Some of the things that they changed to shorten their deployment cycles were:
- They started using Git – they put everyone on the master branch. They realized that when dev teams created their own branches it was really hard to merge their changes back in. They found that Git was really good for lightweight topic branching, and tiny, continuous merging. They could create a tiny branch, and then do a pull request to get the changes into the master. They also setup a pull request policy with required reviewers. Once the request was approved, then it would get merged back into the master branch. They found that this was great for hot-fixes
- Accountability – who’s responsible for what’s in PROD? They merged their DEV and Test teams, and brought in Operations also.
- Team rooms – moved from offices into a team room…the room only fits people on one team.
- Feature flags – this is for code that is not ready to get deployed to production.

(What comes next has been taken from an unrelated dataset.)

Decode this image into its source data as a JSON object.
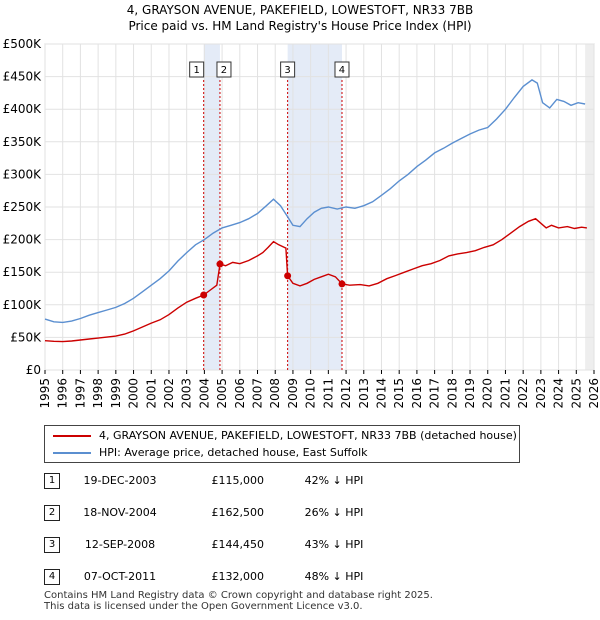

They can keep deploying incomplete features, and the team can stay in the master branch. Think of them as windows registry entries. Launch Darkly is who does the add-on for feature-flagging.
- Release Management – they use VSTS Release Management to deploy VSTS!
- They use heath dashboards to see the current state of things
- They want to keep deploying to avoid technical debt, and they don’t want to be risk averse. They adopted the mantra that everything must go to production.
The Bottom Line
Everyone is happier when the code they write gets into the hands of customers at a rapid pace!